Нила, сердито нахмурившись, перекрестилась на гроб и уплыла в темноту.
- Так. - Байрон отхлебнул из стакана, выбрал бутерброд потолще. Значит, еще почитаем эту книгу жизни, черт бы ее взял!
Вытащил из кармана толстенный негнущийся конверт - послание от деда - и вскрыл его при помощи вилки. В пакете оказались несколько листов голубоватой тонкой бумаги, исписанных с двух сторон, и пачка фотографий.
Байрон передвинул торшер и прилег на диван. Первая же фраза вызвала у него недоуменную улыбку. Он повернул голову к гробу.
- Значит, дед, ты только прикидывался мумией, а на самом деле был нежным телятей... Ужо почитаем!
"Милый мой Байрон! Написал эти три слова - и умилился сердечно. В этой сентиментальности и есть моя правда: ведь я всегда считал тебя скорее своим сыном, чем внуком. И чем больше тебе доставалось от жизни, тем острее я это чувствовал. А когда от той же жизни доставалось мне, всякий раз при этом вспоминал о тебе, жалея, что нет тебя рядом, потому что только с тобой и мог бы я поговорить о превратностях судьбы, не с бабами ж!

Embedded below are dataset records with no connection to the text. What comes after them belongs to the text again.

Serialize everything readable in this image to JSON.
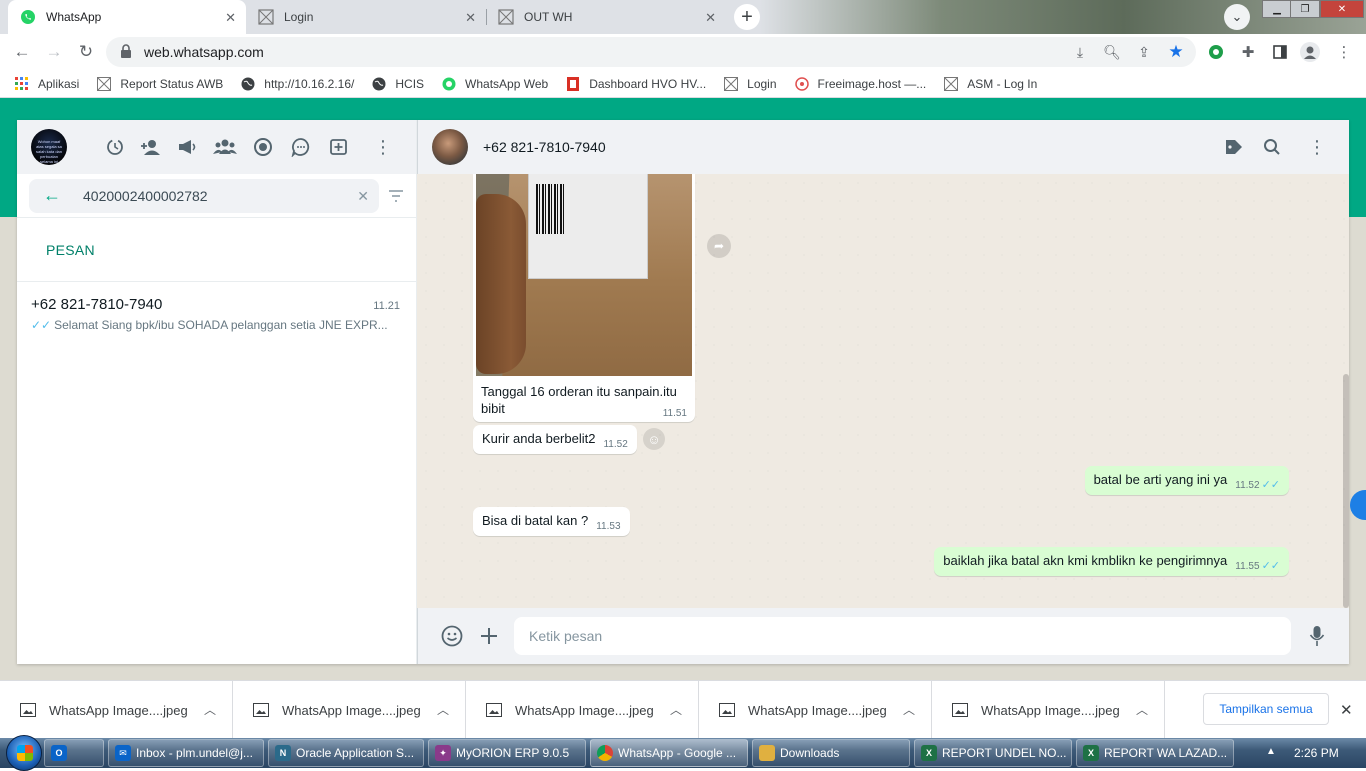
{
  "browser": {
    "tabs": [
      {
        "title": "WhatsApp",
        "icon": "whatsapp-icon",
        "active": true
      },
      {
        "title": "Login",
        "icon": "page-icon",
        "active": false
      },
      {
        "title": "OUT WH",
        "icon": "page-icon",
        "active": false
      }
    ],
    "url": "web.whatsapp.com",
    "bookmarks": [
      {
        "label": "Aplikasi",
        "icon": "apps-grid-icon"
      },
      {
        "label": "Report Status AWB",
        "icon": "page-icon"
      },
      {
        "label": "http://10.16.2.16/",
        "icon": "globe-icon"
      },
      {
        "label": "HCIS",
        "icon": "globe-icon"
      },
      {
        "label": "WhatsApp Web",
        "icon": "whatsapp-icon"
      },
      {
        "label": "Dashboard HVO HV...",
        "icon": "dashboard-icon"
      },
      {
        "label": "Login",
        "icon": "page-icon"
      },
      {
        "label": "Freeimage.host —...",
        "icon": "freeimage-icon"
      },
      {
        "label": "ASM - Log In",
        "icon": "page-icon"
      }
    ]
  },
  "whatsapp": {
    "search": {
      "value": "4020002400002782"
    },
    "section_label": "PESAN",
    "results": [
      {
        "name": "+62 821-7810-7940",
        "time": "11.21",
        "preview": "Selamat Siang   bpk/ibu SOHADA pelanggan setia JNE EXPR..."
      }
    ],
    "my_avatar_text": "Wohon maaf atas segala sa salah kata dan perbuatan selama ini",
    "chat": {
      "contact": "+62 821-7810-7940",
      "messages": [
        {
          "dir": "in",
          "type": "image",
          "caption": "Tanggal 16 orderan itu sanpain.itu bibit",
          "time": "11.51"
        },
        {
          "dir": "in",
          "type": "text",
          "text": "Kurir anda berbelit2",
          "time": "11.52"
        },
        {
          "dir": "out",
          "type": "text",
          "text": "batal be arti yang ini ya",
          "time": "11.52"
        },
        {
          "dir": "in",
          "type": "text",
          "text": "Bisa di batal kan ?",
          "time": "11.53"
        },
        {
          "dir": "out",
          "type": "text",
          "text": "baiklah jika batal akn kmi kmblikn ke pengirimnya",
          "time": "11.55"
        }
      ],
      "composer_placeholder": "Ketik pesan"
    }
  },
  "downloads": {
    "items": [
      "WhatsApp Image....jpeg",
      "WhatsApp Image....jpeg",
      "WhatsApp Image....jpeg",
      "WhatsApp Image....jpeg",
      "WhatsApp Image....jpeg"
    ],
    "show_all": "Tampilkan semua"
  },
  "taskbar": {
    "items": [
      {
        "label": "Inbox - plm.undel@j...",
        "icon": "outlook-icon",
        "color": "#0a64c8"
      },
      {
        "label": "Oracle Application S...",
        "icon": "oracle-icon",
        "color": "#2b6a8a"
      },
      {
        "label": "MyORION ERP 9.0.5",
        "icon": "orion-icon",
        "color": "#8a3a8a"
      },
      {
        "label": "WhatsApp - Google ...",
        "icon": "chrome-icon",
        "color": "#db4437"
      },
      {
        "label": "Downloads",
        "icon": "folder-icon",
        "color": "#e0b040"
      },
      {
        "label": "REPORT UNDEL NO...",
        "icon": "excel-icon",
        "color": "#1e7145"
      },
      {
        "label": "REPORT WA LAZAD...",
        "icon": "excel-icon",
        "color": "#1e7145"
      }
    ],
    "clock": "2:26 PM"
  },
  "colors": {
    "whatsapp_green": "#00a884",
    "outgoing_bubble": "#d9fdd3",
    "read_tick": "#53bdeb"
  }
}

Первой моей мыслью было изложить в этом письме всю свою судьбу, но потом я подумал, что и времени это займет Бог весть сколько да и малоинтересно будет. Однако сейчас мне ничего не остается, как только вспоминать и строить предположения (чуть не написал - пророчествовать).

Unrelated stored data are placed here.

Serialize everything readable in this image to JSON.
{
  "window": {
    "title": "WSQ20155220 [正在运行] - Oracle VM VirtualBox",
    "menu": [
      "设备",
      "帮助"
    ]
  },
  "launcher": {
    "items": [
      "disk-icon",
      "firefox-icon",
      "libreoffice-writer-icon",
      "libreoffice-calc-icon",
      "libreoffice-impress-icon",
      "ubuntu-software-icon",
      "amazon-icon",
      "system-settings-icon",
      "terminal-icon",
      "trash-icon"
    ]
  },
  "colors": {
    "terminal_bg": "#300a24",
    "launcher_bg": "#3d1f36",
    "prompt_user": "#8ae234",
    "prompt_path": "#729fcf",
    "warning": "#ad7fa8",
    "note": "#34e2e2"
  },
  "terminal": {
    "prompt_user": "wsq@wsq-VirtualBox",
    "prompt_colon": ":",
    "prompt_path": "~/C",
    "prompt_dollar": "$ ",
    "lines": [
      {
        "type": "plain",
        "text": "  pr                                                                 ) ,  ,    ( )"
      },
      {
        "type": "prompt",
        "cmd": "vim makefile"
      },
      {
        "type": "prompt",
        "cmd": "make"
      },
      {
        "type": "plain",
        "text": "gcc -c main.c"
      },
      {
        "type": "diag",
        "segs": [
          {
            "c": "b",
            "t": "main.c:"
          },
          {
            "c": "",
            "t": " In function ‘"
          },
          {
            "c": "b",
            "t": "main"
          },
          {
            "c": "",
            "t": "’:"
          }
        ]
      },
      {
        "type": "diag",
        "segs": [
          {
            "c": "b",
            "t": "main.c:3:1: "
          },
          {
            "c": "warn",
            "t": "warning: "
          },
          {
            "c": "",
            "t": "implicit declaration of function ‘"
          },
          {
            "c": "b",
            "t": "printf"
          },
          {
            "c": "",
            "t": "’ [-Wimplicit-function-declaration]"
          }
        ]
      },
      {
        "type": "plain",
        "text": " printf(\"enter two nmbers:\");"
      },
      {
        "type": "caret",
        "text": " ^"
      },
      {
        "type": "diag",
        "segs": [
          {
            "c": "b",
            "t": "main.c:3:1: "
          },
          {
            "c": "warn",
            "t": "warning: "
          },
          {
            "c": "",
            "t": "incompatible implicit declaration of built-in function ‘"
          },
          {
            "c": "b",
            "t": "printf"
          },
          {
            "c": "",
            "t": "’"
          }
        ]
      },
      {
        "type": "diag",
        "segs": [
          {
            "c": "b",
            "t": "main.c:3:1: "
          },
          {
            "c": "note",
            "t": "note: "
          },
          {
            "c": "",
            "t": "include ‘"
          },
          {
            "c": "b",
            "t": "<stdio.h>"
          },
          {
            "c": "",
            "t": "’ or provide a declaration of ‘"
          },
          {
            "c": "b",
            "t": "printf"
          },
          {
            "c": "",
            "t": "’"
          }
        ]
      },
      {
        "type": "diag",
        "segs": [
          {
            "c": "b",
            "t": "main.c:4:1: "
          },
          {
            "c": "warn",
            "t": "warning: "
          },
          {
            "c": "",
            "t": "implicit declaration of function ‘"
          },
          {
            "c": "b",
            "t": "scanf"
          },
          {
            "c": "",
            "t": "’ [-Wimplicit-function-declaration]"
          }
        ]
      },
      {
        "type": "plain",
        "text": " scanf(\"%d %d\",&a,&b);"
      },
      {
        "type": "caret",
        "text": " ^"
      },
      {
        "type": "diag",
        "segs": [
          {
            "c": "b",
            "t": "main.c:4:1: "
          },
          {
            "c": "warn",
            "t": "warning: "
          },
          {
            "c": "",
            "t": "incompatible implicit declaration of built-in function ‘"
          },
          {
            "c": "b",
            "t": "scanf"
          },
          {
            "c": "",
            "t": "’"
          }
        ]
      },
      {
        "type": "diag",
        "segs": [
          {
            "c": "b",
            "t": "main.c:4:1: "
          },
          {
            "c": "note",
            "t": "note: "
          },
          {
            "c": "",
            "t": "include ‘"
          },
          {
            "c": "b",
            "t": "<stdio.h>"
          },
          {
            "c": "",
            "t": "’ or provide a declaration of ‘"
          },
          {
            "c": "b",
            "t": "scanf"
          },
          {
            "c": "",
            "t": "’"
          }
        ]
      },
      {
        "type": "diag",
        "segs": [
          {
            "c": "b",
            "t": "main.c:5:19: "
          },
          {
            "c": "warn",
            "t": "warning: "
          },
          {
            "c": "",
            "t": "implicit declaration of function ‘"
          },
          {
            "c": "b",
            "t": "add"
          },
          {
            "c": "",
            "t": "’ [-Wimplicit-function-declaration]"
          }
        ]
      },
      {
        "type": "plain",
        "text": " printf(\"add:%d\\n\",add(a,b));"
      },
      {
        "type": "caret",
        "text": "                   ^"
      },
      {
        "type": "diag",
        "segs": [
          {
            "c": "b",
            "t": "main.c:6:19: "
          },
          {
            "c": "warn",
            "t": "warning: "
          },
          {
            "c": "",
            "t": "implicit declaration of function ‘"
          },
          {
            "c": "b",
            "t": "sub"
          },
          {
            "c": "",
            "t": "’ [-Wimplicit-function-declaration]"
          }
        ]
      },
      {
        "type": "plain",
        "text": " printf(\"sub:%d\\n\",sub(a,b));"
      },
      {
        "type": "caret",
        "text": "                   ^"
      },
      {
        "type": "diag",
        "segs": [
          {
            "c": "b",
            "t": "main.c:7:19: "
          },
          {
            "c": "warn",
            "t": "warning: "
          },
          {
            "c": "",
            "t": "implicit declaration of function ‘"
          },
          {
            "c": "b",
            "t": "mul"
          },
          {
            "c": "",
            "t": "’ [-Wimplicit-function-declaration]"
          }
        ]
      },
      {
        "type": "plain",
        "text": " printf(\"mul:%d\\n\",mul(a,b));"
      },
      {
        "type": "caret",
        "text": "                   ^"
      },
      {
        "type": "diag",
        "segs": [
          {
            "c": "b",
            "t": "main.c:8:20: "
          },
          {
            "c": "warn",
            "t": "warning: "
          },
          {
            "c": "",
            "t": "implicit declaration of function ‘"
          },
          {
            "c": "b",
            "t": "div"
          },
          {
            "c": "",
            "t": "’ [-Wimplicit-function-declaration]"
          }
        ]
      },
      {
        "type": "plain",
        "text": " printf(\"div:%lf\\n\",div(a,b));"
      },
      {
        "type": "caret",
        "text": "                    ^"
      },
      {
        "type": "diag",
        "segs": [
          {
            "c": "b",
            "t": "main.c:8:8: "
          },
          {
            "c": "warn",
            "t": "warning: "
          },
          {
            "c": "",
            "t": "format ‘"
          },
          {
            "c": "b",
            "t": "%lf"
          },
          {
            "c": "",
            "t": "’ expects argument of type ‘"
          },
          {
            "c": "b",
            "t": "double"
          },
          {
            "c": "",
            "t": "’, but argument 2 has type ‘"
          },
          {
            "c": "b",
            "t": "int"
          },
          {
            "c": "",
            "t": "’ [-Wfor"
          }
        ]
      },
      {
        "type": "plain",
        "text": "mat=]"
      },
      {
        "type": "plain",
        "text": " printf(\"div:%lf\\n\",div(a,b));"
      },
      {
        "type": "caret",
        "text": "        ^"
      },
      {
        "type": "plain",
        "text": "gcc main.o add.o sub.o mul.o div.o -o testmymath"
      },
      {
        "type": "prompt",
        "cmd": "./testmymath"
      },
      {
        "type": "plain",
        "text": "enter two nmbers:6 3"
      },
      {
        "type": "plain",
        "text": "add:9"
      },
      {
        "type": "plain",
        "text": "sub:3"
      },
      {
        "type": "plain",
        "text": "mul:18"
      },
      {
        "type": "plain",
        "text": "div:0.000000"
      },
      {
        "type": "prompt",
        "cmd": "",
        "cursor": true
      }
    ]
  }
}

Я горжусь тем, что не продал своего отца Григория Ивановича Тавлинского, которого ретивые революционеры решили было пустить в расход как буржуя, то есть владельца единственного на всю округу книжного магазина (приносившего, надо сказать, совсем небольшой доход). При магазине была маленькая читальня, где подавали самовар и собирались местные интеллигенты и несколько грамотных фабричных. Они-то и составили после Октября первое уездное правительство. Об этом я и напомнил судьям, а поскольку к тому времени я уже закончил школу и состоял в ЧОНе (части особого назначения по борьбе с контрреволюционным крестьянством), слова мои возымели действие, и отца выпустили из кутузки. Некоторое время он служил в библиотеке, а вскоре умер - слава Богу, своей смертью. Невелика, конечно, заслуга - спасти жизнь собственного отца, но в те лихие времена (да и в последующие лихие времена, поскольку других времен на Руси не было) я знавал немало случаев, когда родные отказывались друг от дружки, а то и проливали родную кровь. И было это не на войне, которая обошла Шатов стороной, а в мирных условиях.

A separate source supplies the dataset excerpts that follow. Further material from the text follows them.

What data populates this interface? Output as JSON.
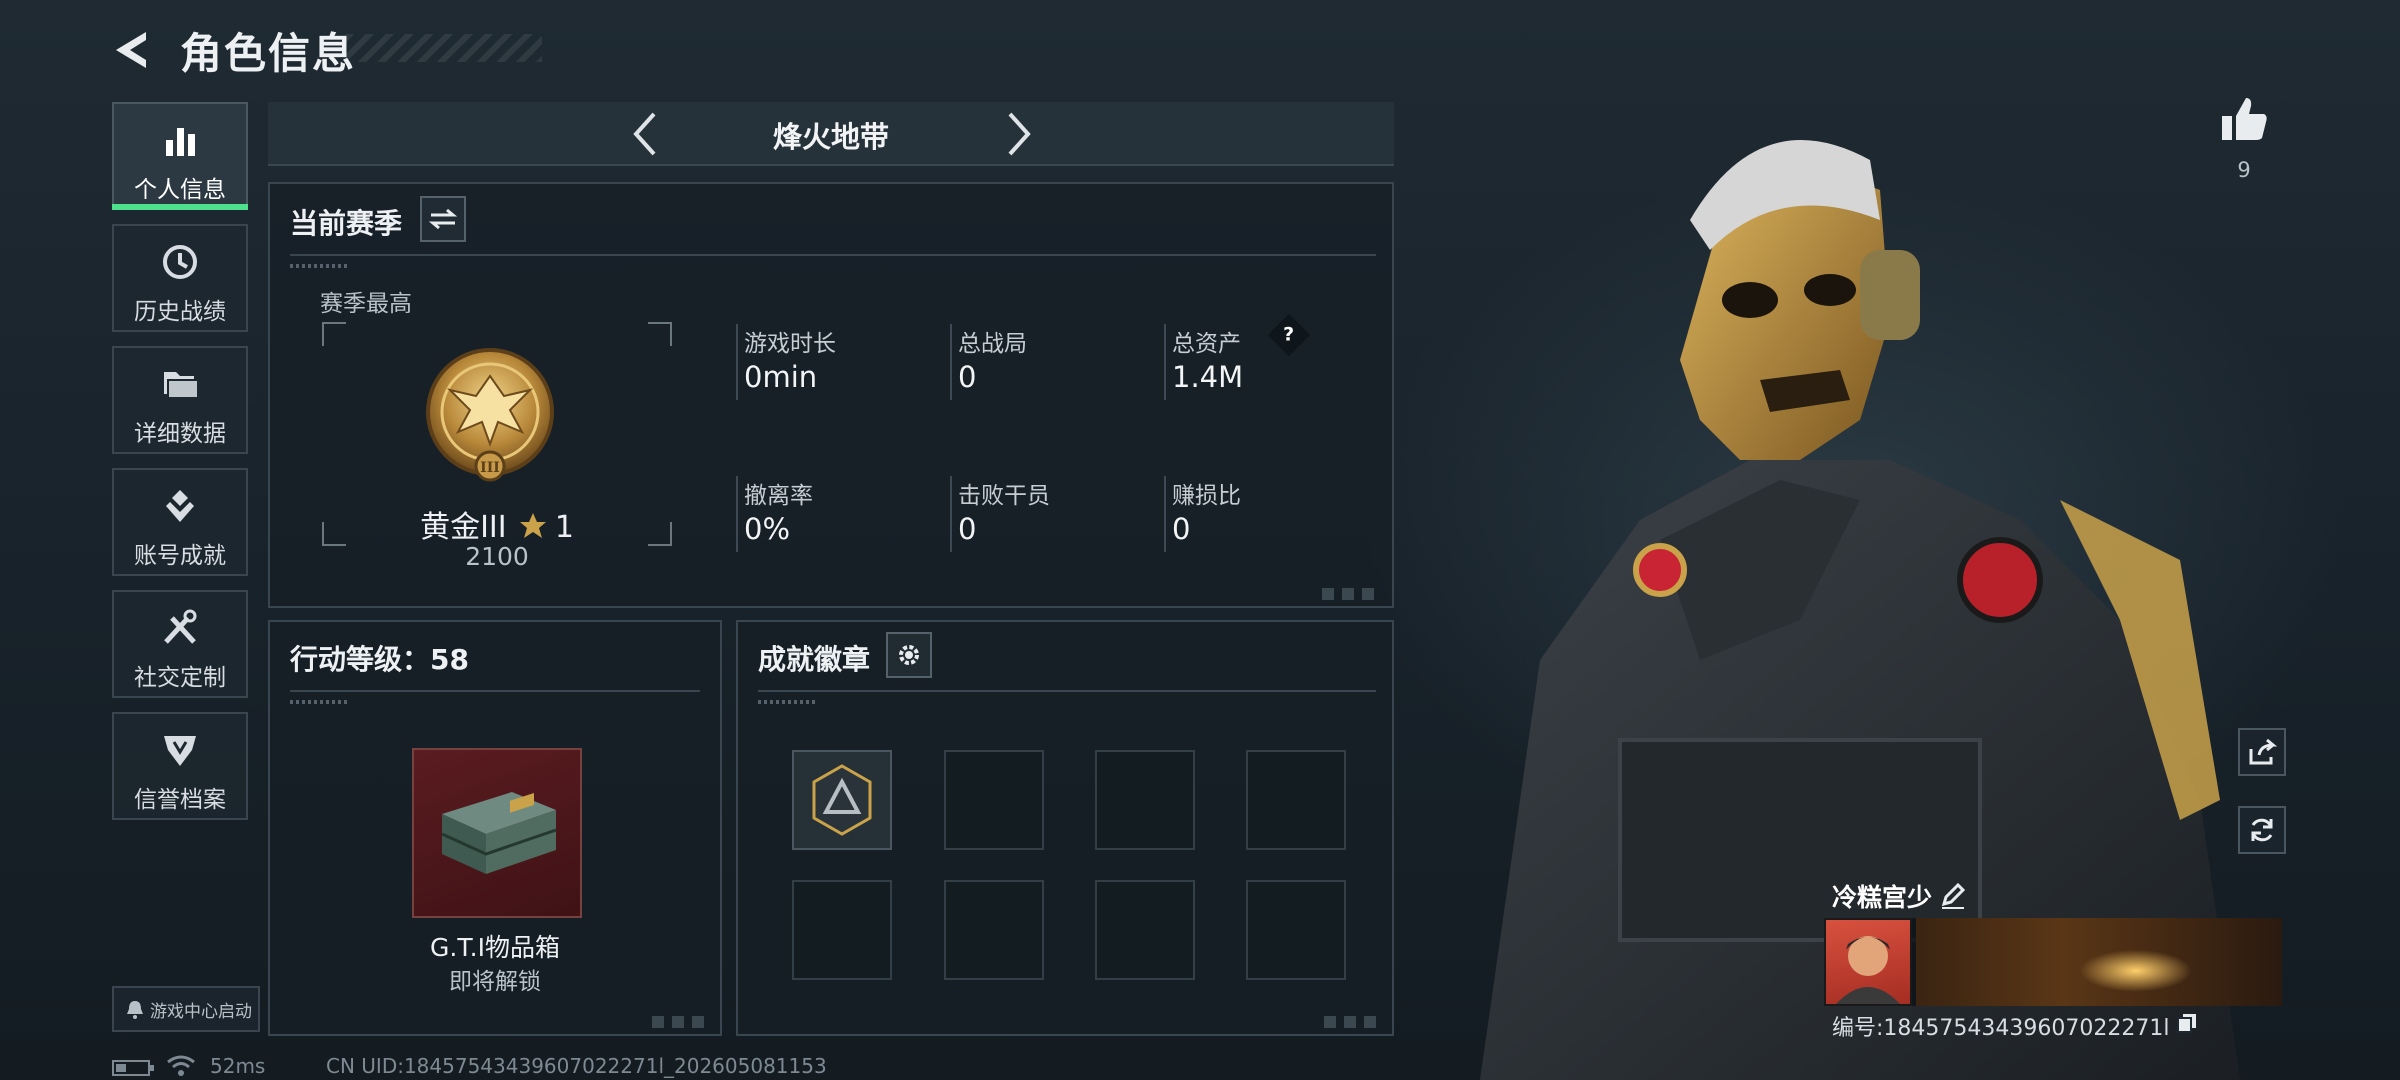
{
  "header": {
    "title": "角色信息"
  },
  "sidebar": {
    "items": [
      {
        "label": "个人信息",
        "icon": "bar-chart-icon",
        "active": true
      },
      {
        "label": "历史战绩",
        "icon": "clock-icon"
      },
      {
        "label": "详细数据",
        "icon": "folder-icon"
      },
      {
        "label": "账号成就",
        "icon": "achievement-icon"
      },
      {
        "label": "社交定制",
        "icon": "tools-icon"
      },
      {
        "label": "信誉档案",
        "icon": "reputation-icon"
      }
    ],
    "game_center": "游戏中心启动"
  },
  "mode": {
    "label": "烽火地带"
  },
  "season": {
    "title": "当前赛季",
    "best_label": "赛季最高",
    "rank_name": "黄金III",
    "rank_stars": "1",
    "rank_score": "2100",
    "stats": [
      {
        "label": "游戏时长",
        "value": "0min"
      },
      {
        "label": "总战局",
        "value": "0"
      },
      {
        "label": "总资产",
        "value": "1.4M",
        "help": "?"
      },
      {
        "label": "撤离率",
        "value": "0%"
      },
      {
        "label": "击败干员",
        "value": "0"
      },
      {
        "label": "赚损比",
        "value": "0"
      }
    ]
  },
  "action_level": {
    "title": "行动等级：58",
    "reward_name": "G.T.I物品箱",
    "reward_status": "即将解锁"
  },
  "achievements": {
    "title": "成就徽章",
    "slots": 8,
    "filled_slots": 1
  },
  "status_bar": {
    "ping": "52ms",
    "uid": "CN UID:18457543439607022271l_202605081153"
  },
  "profile": {
    "likes": "9",
    "player_name": "冷糕宫少",
    "player_id": "编号:18457543439607022271l"
  },
  "colors": {
    "accent_green": "#4fe08d",
    "panel_border": "#3a464f",
    "gold": "#c9a24a"
  }
}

Горжусь я также и тем, что уберег Алину Дмитриевну, твою бабушку, от большущих неприятностей, а может, и от невзгод, которые свалились на ее семью. Горжусь, но даже сейчас - втайне, поскольку она мне этого никогда не могла простить. А я не мог почему-то открыть ей, чего мне стоило при живой жене привести в дом молоденькую девушку, которую я называл при посторонних то домработницей, то сиделкой, пока не померла моя первая жена. Я же служил в НКВД и взял на себя заботу о дочери репрессированных, вообрази-ка, ты же читал об истории того времени. Она, может, и понимала, чем мне это грозило, но не могла простить, что все произошло так прозаично. А может, считала, что я воспользовался ее безвыходным положением и завладел ею? Наверное, так оно и было, но прежнего вернуть уж было нельзя, и она вышла за меня и родила двойню. То же, что случилось между нами впервые, как между мужем и женой, я бы не спешил называть насилием. В доме еще не выветрился запах лекарств, напоминавший о моей несчастной первой супруге, а мы уже сидели вдвоем за столом, я и она, и пили крымский мускат, с великим трудом раздобытый мною как раз к такому случаю. Она выпила две рюмки, но даже тени румянца не появилось на ее застывшем бледном лице. За столом мы не проронили ни слова. И так же без слов отправились в супружескую спальню. Сейчас я могу признаться, что, пропуская ее вперед, я мысленно чертыхался, предвидя тоскливый обряд дефлорации живого трупа. Но вышло иначе. Она и пальцем не шевельнула, чтобы раздеться, поэтому всю эту процедуру пришлось проделать мне, радуясь втайне, что по неопытности своей она тем самым раззадоривала не только меня, но и себя. До последнего своего вздоха буду помнить ее белое тело, по сравнению с которым накрахамаленные простыни казались черными. Раскаленное белое тело. Она искусала губы в кровь, но все же не выдержала и сорвалась на крик, требуя от меня еще и еще большего - быть может, того большего, которое ввергает любовников в священное безумие, стирающее между ними - в припадке высокого безумия - все прошлое, все, что разъединяет их... Я этого не могу забыть, потому что время от времени у нас еще случались такие ночи.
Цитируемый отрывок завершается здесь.